Rares sont les gens qui peuvent comprendre ce que peut représenter un tel travail de recherche, son achèvement, son impression... la joie qui vous envahit quand vous tenez entre vos mains ces feuilles de papiers, sur lesquelles sont imprimés deux ans de votre vie. Vous ressentez alors une immense satisfaction, doublée d'une envie démesurée de discuter de son contenu. Mais beaucoup ne savent pas que vous venez de réaliser un rêve, que vous avez passé deux ans à travailler avec votre coeur, sans compter, avec passion et détermination, pour parvenir à une première version définitive de votre projet. Bien sûr ce n'est pas parfait, évidemment qu'il y a beaucoup de choses à retravailler et à corriger, mais vous avez le sentiment d'avoir accompli ce pour quoi vous êtes fait, d'avoir réussi à définir quelque part votre ancrage au savoir philosophique. C'est comme une partie de vous que vous avez réussi à exprimer...

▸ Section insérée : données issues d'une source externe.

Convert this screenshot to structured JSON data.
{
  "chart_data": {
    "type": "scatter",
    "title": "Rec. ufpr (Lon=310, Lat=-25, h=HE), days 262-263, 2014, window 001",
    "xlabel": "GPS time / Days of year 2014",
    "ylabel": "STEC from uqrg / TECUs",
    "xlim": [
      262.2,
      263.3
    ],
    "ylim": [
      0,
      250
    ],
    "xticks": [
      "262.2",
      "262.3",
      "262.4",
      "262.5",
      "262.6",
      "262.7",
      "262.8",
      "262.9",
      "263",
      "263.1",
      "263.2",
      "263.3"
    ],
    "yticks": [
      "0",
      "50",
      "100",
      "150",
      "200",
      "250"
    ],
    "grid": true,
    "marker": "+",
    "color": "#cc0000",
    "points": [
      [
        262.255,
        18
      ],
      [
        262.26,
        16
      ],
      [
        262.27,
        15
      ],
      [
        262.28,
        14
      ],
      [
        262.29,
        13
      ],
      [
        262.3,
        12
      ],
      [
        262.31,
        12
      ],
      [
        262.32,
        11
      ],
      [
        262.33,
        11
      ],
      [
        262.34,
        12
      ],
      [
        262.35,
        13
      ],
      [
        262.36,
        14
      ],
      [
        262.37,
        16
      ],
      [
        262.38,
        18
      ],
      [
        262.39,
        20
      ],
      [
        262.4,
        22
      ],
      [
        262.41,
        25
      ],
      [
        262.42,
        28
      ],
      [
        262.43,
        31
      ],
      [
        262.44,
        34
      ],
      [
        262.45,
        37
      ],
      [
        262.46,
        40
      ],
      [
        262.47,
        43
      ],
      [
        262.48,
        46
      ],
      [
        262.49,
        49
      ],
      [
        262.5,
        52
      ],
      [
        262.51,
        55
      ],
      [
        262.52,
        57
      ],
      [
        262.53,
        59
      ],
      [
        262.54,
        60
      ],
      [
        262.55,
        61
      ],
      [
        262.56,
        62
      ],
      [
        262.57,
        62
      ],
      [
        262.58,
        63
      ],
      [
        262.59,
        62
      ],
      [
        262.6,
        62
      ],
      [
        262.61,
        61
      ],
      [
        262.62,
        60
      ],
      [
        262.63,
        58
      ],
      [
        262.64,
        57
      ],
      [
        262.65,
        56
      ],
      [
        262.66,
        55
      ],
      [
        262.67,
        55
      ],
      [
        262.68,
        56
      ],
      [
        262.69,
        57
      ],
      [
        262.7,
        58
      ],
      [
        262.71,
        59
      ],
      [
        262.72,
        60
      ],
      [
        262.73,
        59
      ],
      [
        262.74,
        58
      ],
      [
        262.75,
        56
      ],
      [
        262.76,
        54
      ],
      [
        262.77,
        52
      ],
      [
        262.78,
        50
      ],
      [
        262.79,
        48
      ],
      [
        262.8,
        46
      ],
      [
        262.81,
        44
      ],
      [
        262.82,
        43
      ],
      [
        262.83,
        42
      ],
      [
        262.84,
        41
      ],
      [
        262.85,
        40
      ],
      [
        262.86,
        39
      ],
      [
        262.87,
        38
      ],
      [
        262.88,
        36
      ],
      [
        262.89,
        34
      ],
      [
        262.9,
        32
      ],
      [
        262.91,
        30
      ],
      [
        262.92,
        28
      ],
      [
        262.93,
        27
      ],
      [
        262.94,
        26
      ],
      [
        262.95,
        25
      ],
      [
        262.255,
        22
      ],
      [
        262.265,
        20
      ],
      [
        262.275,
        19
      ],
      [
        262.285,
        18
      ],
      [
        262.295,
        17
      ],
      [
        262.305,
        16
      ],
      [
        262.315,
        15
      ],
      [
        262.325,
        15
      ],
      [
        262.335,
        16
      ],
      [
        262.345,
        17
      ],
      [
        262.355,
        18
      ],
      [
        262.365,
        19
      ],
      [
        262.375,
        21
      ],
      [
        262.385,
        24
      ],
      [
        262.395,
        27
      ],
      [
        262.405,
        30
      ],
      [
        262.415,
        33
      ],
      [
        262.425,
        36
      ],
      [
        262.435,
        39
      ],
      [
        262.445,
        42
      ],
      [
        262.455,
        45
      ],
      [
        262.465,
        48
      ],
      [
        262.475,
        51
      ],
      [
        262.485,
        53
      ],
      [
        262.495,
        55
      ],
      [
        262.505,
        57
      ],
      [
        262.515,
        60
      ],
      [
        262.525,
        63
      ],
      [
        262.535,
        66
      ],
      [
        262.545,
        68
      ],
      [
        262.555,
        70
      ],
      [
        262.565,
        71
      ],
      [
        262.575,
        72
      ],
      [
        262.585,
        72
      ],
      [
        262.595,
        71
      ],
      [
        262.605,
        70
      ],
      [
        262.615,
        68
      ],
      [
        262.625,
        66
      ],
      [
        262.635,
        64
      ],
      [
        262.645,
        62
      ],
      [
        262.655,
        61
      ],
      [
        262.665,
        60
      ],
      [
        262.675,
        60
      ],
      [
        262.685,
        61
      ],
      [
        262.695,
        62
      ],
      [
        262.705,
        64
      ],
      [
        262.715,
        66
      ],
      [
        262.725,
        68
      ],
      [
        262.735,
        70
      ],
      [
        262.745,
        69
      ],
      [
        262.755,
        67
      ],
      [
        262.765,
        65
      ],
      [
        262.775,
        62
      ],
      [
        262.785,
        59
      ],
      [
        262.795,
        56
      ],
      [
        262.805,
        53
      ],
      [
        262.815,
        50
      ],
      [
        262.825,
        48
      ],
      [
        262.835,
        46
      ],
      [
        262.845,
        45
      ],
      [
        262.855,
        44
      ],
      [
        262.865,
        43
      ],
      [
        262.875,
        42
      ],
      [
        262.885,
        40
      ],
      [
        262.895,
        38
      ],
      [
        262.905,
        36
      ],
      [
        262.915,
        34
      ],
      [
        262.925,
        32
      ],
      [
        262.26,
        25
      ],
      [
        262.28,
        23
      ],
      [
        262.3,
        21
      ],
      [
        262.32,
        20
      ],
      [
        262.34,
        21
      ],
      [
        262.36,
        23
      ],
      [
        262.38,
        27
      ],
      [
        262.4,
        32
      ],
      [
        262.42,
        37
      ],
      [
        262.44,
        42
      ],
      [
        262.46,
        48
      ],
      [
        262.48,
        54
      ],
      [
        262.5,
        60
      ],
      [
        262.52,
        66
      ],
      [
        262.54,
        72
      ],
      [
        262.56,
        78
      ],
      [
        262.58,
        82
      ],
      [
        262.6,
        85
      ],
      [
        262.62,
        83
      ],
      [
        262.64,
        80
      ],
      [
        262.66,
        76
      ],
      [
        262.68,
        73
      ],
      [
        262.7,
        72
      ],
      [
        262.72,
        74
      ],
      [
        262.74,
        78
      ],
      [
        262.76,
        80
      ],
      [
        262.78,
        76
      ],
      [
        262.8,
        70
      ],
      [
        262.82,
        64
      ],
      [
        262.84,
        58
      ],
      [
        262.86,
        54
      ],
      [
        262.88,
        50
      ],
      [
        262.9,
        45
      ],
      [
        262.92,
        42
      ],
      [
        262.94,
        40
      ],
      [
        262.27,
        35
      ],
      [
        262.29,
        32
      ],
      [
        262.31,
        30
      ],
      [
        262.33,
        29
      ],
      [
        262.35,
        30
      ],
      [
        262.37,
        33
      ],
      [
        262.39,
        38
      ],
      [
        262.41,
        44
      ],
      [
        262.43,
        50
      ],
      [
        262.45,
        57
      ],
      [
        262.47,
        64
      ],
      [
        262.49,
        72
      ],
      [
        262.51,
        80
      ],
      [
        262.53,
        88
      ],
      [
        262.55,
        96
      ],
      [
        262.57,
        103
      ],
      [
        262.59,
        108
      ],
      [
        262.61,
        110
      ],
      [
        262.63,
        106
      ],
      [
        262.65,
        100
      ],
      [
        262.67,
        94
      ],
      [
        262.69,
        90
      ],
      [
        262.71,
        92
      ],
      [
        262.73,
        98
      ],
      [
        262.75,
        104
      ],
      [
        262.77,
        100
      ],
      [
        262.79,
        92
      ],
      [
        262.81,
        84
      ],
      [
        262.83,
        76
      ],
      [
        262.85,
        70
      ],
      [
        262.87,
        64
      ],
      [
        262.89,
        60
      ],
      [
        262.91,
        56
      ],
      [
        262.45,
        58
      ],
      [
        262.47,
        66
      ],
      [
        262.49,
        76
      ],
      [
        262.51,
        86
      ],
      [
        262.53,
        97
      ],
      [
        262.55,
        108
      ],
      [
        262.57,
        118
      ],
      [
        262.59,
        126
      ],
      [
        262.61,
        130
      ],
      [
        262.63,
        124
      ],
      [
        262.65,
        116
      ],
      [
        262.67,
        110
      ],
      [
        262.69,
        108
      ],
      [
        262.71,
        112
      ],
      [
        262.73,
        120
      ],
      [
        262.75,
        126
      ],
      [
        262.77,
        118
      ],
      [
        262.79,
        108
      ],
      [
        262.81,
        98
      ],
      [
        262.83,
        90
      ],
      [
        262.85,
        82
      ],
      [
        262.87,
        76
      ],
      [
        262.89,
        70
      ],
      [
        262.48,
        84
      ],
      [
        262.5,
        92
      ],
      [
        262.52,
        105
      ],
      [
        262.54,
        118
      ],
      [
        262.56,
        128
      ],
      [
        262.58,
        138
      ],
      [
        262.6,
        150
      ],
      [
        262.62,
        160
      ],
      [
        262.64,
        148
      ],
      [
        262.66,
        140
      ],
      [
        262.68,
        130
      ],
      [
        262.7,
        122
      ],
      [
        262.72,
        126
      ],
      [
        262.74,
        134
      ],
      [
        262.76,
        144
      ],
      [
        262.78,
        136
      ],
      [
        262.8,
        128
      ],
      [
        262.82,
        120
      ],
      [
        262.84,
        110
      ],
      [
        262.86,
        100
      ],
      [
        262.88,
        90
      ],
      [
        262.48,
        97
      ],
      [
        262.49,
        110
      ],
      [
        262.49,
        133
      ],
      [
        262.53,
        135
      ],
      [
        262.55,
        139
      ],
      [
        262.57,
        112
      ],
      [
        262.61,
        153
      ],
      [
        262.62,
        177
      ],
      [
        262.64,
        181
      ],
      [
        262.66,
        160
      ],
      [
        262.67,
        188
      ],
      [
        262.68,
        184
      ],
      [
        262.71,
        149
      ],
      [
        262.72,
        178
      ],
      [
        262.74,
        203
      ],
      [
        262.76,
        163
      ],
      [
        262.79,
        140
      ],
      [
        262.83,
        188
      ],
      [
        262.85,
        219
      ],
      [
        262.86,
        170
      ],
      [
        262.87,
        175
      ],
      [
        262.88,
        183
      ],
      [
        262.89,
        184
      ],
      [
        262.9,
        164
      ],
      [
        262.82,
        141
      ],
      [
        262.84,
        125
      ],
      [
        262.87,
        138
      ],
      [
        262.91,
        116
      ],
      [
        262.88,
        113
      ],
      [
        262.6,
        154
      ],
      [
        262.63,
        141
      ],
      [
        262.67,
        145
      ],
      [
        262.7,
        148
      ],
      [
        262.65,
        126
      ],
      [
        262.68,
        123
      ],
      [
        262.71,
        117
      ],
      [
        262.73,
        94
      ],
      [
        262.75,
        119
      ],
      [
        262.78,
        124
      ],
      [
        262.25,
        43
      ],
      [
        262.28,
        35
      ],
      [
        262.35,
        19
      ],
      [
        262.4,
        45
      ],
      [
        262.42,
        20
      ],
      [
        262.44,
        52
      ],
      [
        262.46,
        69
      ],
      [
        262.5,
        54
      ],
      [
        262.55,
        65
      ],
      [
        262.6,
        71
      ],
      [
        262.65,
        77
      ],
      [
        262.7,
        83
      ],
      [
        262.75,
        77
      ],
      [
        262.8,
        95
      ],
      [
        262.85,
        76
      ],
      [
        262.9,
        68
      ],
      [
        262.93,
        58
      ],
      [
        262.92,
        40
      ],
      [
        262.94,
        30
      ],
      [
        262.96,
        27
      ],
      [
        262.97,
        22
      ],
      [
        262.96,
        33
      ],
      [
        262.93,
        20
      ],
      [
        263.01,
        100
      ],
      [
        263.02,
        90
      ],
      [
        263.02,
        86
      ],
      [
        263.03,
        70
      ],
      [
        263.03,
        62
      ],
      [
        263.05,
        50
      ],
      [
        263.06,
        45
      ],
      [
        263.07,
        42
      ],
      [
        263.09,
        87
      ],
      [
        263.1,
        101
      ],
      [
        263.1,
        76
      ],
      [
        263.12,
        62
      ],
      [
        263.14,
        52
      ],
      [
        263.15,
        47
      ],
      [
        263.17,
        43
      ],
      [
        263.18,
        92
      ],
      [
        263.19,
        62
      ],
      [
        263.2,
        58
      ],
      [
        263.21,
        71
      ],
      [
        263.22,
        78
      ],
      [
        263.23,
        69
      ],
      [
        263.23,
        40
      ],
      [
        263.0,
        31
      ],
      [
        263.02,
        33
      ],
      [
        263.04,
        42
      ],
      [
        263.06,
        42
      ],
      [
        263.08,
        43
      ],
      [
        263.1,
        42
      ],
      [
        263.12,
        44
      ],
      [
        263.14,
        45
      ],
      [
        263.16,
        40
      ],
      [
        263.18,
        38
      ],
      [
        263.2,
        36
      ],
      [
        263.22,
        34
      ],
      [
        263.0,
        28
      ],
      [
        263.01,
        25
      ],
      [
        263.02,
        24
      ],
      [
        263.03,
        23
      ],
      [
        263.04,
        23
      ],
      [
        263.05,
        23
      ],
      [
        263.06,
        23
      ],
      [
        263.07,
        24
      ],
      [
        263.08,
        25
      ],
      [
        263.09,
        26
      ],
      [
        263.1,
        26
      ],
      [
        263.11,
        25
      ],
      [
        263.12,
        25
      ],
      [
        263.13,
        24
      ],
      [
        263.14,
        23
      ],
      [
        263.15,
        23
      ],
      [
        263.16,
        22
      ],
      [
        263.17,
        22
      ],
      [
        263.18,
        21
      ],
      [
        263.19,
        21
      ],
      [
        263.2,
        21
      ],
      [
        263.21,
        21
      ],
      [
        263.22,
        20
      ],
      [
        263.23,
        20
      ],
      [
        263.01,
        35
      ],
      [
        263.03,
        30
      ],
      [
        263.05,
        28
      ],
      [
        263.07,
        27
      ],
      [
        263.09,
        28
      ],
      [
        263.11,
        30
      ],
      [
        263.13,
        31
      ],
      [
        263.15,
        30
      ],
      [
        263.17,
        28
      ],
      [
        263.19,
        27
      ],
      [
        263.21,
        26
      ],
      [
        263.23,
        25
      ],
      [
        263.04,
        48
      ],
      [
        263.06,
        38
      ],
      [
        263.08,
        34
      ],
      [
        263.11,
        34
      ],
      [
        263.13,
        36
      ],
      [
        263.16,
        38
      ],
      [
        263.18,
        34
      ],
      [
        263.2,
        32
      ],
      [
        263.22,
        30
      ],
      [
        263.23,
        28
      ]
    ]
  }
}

Rares sont les situations où les gens entiers, passionnés et déterminés (ou bornés, ça dépend de quel point de vue on se place) ne se heurtent pas à la réalité et ne voient pas leurs brillantes illusions s'évanouir dans son épaisse obscurité. Quand on a puisé en soi durant deux longues années, qu'on est à bout de force et donc moralement affaibli, on attend qu'une chose : la reconnaissance de l'effort accompli. Pas des éloges, pas des congratulations, pas des compliments... simplement la reconnaissance de la somme de travail accompli et de sa pertinence (malgré toutes les erreurs, imprécisions et maladresses dans le détail). On a bien conscience que ce n'est pas parfait, et toute critique de valeur, tout point mis en cause permet à la recherche d'avancer. Mais pour que la recherche se poursuive, il faut que le chercheur ait envie d'aller plus loin, retrouve la force de continuer ses efforts... et pour ça, comme tout être humain, il a besoin de confiance, d'enthousiasme et de dialogues constructifs.
Rares sont les moments de ma vie où j'ai été plus frustré que lors de ma soutenance de mémoire, le 26 mai dernier. Je passe les détails de cette épreuve difficile dont je n'aurai sans doute pas pu me relever sans les bonnes et belles paroles de M. Christophe Bouriau, et sans l'amour, les vues sensées, le soutien indéfectible et l'immense confiance de mon ange, Joanna. J'étais frustré de n'avoir pu répondre aux multiples questions qui m'ont été posées. Je n'avais qu'une envie : expliquer mes choix, préciser mes propos, reconnaître mes maladresses, défendre mon point de vue... en un mot : débattre. Y'a-t-il un responsable à une telle désillusion ? Eh bien, oui : moi. J'attendais tellement de ce moment, j'avais tellement mis d'énergie dans ce travail, que les critiques extérieures souvent mal argumentées, l'insistance sur les petites erreurs insignifiantes, le non-débat sur la thèse et les idées centrales du travail, l'impossibilité de répondre à l'ensemble des questions, ont fait terriblement mal. Je n'étais pas préparé à cela, parce que dans le monde merveilleux de Jean-Charles (de Candy ou des Bisounours, c'est la même chose) les gens sont enthousiastes, ouverts et respectueux des autres.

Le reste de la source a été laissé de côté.